От его слов стало не по себе, уже тогда. Не по себе – оттого, что он сказал «тебе», а не «нам». Как будто знал, что у него это не получится.

И не получилось.

Воскресенье я ненавидела больше, чем любой другой день, потому что назавтра надо было идти в школу и еще целую неделю терпеть издевательства. Ждать и бояться их было еще страшнее, чем испытывать в реальности. В воскресенье еще надо было отбывать мрачный, выматывающий душу ритуал посещения церкви, который будто предварял какую-то кровавую расправу, – с таким ужасом я его всякий раз ждала.

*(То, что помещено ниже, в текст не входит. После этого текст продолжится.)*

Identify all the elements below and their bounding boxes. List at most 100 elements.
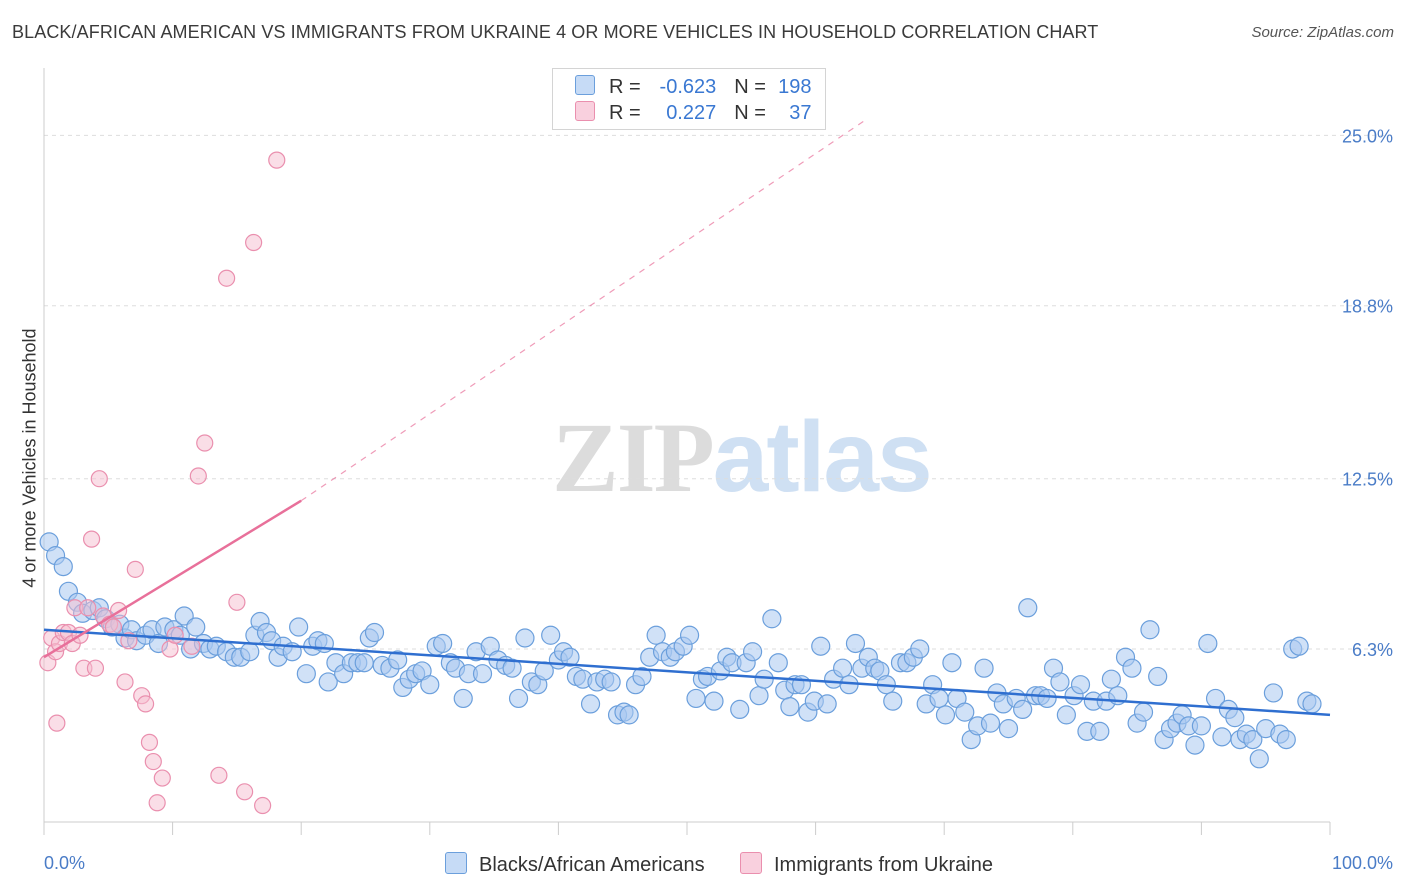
data-point-ukraine [126,560,144,578]
trend-line-ukraine-extension [300,118,868,502]
data-point-blacks [560,647,580,667]
data-point-blacks [1243,730,1263,750]
legend-r-value: 0.227 [666,102,717,124]
data-point-blacks [1070,675,1091,695]
data-point-ukraine [183,637,201,655]
bottom-legend-swatch-blue [445,852,467,874]
legend-row-blacks: R = -0.623 N = 198 [575,75,812,101]
data-point-blacks [679,625,700,645]
data-point-blacks [1056,705,1076,725]
y-tick-label: 12.5% [1342,470,1393,490]
data-point-ukraine [82,530,101,548]
data-point-blacks [1289,636,1309,656]
data-point-blacks [296,664,316,684]
data-point-blacks [541,625,561,645]
data-point-blacks [508,688,529,709]
data-point-blacks [742,642,763,662]
bottom-legend-label: Blacks/African Americans [479,854,705,876]
data-point-blacks [833,658,853,678]
data-point-blacks [453,688,473,709]
x-tick-label: 100.0% [1332,853,1393,873]
bottom-legend-label: Immigrants from Ukraine [774,854,993,876]
data-point-blacks [1191,716,1212,736]
data-point-blacks [632,666,652,687]
data-point-blacks [749,686,769,706]
data-point-ukraine [144,752,162,771]
trend-line-blacks [43,628,1331,717]
legend-swatch-pink [575,101,595,121]
legend-r-label: R = [609,76,641,98]
data-point-ukraine [166,626,184,644]
data-point-blacks [845,633,866,654]
source-label: Source: ZipAtlas.com [1251,24,1394,41]
data-point-blacks [515,628,535,648]
data-point-blacks [388,650,408,670]
data-point-blacks [1140,620,1160,640]
data-point-blacks [318,672,338,692]
data-point-blacks [1212,727,1232,747]
data-point-ukraine [210,766,228,784]
y-tick-label: 25.0% [1342,126,1393,146]
bottom-legend-swatch-pink [740,852,762,874]
data-point-ukraine [140,733,159,751]
data-point-blacks [580,694,601,714]
legend-n-value: 37 [789,102,812,124]
data-point-blacks [601,672,621,692]
data-point-ukraine [90,470,108,488]
data-point-blacks [811,636,831,656]
chart-title: BLACK/AFRICAN AMERICAN VS IMMIGRANTS FRO… [12,22,1099,42]
data-point-blacks [1090,721,1110,741]
data-point-blacks [942,653,962,673]
data-point-blacks [1018,598,1038,618]
data-point-ukraine [79,599,97,617]
legend-n-value: 198 [778,76,812,98]
data-point-blacks [1263,683,1284,703]
data-point-blacks [974,658,994,678]
data-point-blacks [1302,694,1322,714]
data-point-ukraine [153,769,171,787]
x-tick-label: 0.0% [44,853,85,873]
data-point-blacks [955,702,975,722]
data-point-blacks [1050,672,1070,692]
data-point-ukraine [228,593,246,611]
data-point-blacks [910,639,930,659]
data-point-blacks [762,609,782,629]
watermark: ZIPatlas [552,400,933,515]
data-point-blacks [929,688,949,709]
watermark-zip: ZIP [552,402,715,513]
data-point-blacks [935,705,956,725]
data-point-blacks [186,617,206,637]
data-point-blacks [53,556,73,577]
data-point-ukraine [48,714,66,732]
legend-swatch-blue [575,75,595,95]
data-point-ukraine [104,618,123,636]
data-point-ukraine [254,796,272,815]
data-point-blacks [364,622,385,643]
data-point-blacks [1101,669,1121,689]
data-point-blacks [1276,730,1296,750]
data-point-blacks [1185,735,1205,755]
data-point-blacks [704,691,724,711]
data-point-ukraine [116,673,134,691]
legend-n-label: N = [734,102,766,124]
data-point-blacks [420,675,440,695]
y-tick-label: 18.8% [1342,297,1393,317]
data-point-ukraine [196,434,214,452]
data-point-blacks [998,719,1019,739]
data-point-blacks [1037,688,1057,709]
data-point-blacks [472,664,493,684]
data-point-ukraine [268,151,286,169]
data-point-blacks [646,625,666,645]
data-point-ukraine [136,695,155,713]
data-point-blacks [619,705,639,725]
data-point-ukraine [218,269,236,287]
data-point-blacks [1133,702,1154,722]
legend-r-value: -0.623 [659,76,717,98]
data-point-blacks [817,694,837,714]
watermark-atlas: atlas [712,401,933,513]
data-point-blacks [768,653,788,673]
data-point-blacks [1013,699,1033,720]
bottom-legend-blacks: Blacks/African Americans [445,852,705,877]
correlation-legend: R = -0.623 N = 198 R = 0.227 N = 37 [552,68,826,130]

Мамины родаки – бабушка и дед Ольсены – приходили к нам рано утром, завтракали с нами, потом мы все вместе шли в церковь. Это был жуткий момент: нудный и в то же время полный тяжелых предчувствий нелепый марш с родственниками по улице, у всех на виду. Мы никогда не ездили на службу на машине, только пешком. Даже если шел дождь или было холодно, мы сбивались в кучку и шли под зонтами. Если я возражала, отец объяснял, что это «семейная традиция». Бабушка болтала с мамой, дед Ольсен молчал, иногда только говорил с отцом, и всегда исключительно о работе. Мать заставляла меня надевать все яркое. Я чувствовала себя умственно отсталой, как будто яркая одежда притягивала ко мне взгляды всего мира гораздо больше, чем мой любимый черный цвет. Перед выходом из дому я заставляла себя посмотреться в зеркало. Я выглядела в точности как мать – толстой и глупой. Версия помоложе, но в такой же нелепой одежде. Отец на нас едва смотрел. Ему было стыдно. Я была толстым, прыщавым подростком, прятавшим глаза за челкой, но меня все равно тащили в церковь.

На каникулах я ездила с отцом в Миннеаполис работать с ним в хозяйственном магазине. Я ненавидела эти молчаливые поездки, эту плоскую пустоту перед глазами, этот огромный вогнутый небосвод. В магазине что продавцы, что покупатели были сплошь сентиментальное старичье; в некоторых я узнавала отцовских дружков по охоте: они приходили обсуждать с ним какую-то чушь. Скучающие пожилые пенсионеры; у каждого был какой-нибудь самодеятельный прожект – или на годы вперед, или просто нереализуемый.